TikTok and an employee are suing the Trump administration in two separate lawsuits over an executive order that would effectively ban the short-form video app in the US on Sept. 20.
The company's lawsuit (embedded below) was filed Monday in the US District Court for the Central District of California. TikTok said the Aug. 6 executive order issued by President Donald Trump didn't follow due process or provide "evidence that TikTok was an actual threat." The order also failed to justify its "punitive actions," the company said in a blog post.
A separate lawsuit, filed later Monday in US District Court for Northern California by a TikTok employee, calls the order "sweepingly broad" and questions whether employee wages and salaries will be covered by a section of the order that bans transactions with the company.
"The 1,500 TikTok employees working in the US -- as well as their families -- need to know whether they will be paid next month," reads the complaint from plaintiff Patrick Ryan.
TikTok, which has more than 100 million American users, argued in its lawsuit that it was deprived the opportunity to respond, and said the national security concerns surrounding the app are without merit.

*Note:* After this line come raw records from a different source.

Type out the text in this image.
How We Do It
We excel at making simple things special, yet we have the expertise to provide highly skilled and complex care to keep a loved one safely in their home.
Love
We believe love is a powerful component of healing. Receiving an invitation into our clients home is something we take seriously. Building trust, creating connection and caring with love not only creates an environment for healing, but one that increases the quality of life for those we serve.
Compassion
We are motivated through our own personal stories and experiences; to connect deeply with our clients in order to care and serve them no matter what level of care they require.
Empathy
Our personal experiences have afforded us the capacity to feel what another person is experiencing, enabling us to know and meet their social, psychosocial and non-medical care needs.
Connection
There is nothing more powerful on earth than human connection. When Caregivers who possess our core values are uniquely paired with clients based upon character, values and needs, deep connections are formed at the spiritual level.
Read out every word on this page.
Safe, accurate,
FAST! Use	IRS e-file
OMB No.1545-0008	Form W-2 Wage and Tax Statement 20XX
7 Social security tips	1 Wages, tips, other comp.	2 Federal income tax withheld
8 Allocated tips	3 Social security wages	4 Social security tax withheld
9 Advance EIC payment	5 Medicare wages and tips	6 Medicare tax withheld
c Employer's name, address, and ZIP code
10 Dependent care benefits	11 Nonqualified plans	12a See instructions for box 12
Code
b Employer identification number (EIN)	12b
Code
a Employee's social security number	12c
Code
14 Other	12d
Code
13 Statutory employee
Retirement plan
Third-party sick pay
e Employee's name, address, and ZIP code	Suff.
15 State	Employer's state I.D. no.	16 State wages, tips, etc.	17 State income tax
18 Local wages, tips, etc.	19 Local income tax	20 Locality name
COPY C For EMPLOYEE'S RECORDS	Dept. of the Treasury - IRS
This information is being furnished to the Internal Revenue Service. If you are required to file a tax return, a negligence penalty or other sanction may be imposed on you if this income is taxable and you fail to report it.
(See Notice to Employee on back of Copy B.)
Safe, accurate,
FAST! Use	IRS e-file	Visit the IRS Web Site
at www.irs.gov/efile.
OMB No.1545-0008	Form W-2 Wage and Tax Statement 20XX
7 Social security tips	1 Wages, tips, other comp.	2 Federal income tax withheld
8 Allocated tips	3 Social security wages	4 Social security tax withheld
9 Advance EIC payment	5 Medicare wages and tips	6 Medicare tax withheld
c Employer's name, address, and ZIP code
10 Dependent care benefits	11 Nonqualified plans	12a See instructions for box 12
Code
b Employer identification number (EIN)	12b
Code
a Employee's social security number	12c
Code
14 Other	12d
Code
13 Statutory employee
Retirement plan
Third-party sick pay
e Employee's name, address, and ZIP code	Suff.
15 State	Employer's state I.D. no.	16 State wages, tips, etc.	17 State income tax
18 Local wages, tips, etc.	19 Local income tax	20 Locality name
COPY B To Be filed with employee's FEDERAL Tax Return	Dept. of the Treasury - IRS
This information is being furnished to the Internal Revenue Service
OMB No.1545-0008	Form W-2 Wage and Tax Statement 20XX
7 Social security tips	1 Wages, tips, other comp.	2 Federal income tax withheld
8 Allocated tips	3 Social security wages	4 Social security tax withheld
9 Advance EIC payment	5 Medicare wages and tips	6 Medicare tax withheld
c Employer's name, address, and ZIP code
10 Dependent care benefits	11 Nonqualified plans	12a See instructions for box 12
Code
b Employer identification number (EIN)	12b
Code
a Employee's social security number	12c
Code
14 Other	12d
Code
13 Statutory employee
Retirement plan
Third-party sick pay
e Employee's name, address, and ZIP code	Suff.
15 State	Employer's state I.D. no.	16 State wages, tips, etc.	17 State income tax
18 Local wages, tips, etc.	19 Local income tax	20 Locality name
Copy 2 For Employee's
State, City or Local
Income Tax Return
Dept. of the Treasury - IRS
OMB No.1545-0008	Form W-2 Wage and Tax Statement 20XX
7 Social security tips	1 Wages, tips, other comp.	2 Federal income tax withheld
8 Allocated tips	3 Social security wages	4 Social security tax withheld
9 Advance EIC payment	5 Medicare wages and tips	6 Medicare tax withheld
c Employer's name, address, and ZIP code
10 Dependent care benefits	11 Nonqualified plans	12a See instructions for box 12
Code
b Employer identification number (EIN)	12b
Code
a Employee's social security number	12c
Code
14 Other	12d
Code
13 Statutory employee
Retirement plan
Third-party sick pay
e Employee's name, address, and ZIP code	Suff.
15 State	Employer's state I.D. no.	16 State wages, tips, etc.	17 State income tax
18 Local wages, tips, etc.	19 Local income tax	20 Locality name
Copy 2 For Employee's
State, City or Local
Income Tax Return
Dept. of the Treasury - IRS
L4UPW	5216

"The executive order is not rooted in bona fide national security concerns," reads the company's complaint. "Independent national security and information security experts have criticized the political nature of this executive order, and expressed doubt as to whether its stated national security objective is genuine."
Trump's executive order bars any US transactions with TikTok's Chinese parent company ByteDance. The order states that the data TikTok collects "threatens to allow the Chinese Communist Party access to Americans' personal and proprietary information," and could allow China to track the location of federal employees and contractors. Under the order, TikTok would be banned in the US unless another company acquires the app.
The executive order followed India's move in June to ban TikTok and 58 other Chinese apps. India cited national security concerns for the actions.
TikTok says it has never turned over US user data to the Chinese government, and wouldn't do so even if it were asked. The company has also denied that it censors content critical of the Chinese government. Analysts for the CIA told the White House that it's possible for Chinese intelligence officials to use TikTok to intercept data "to bore into smartphones" but there's no evidence that has happened, The Times reported.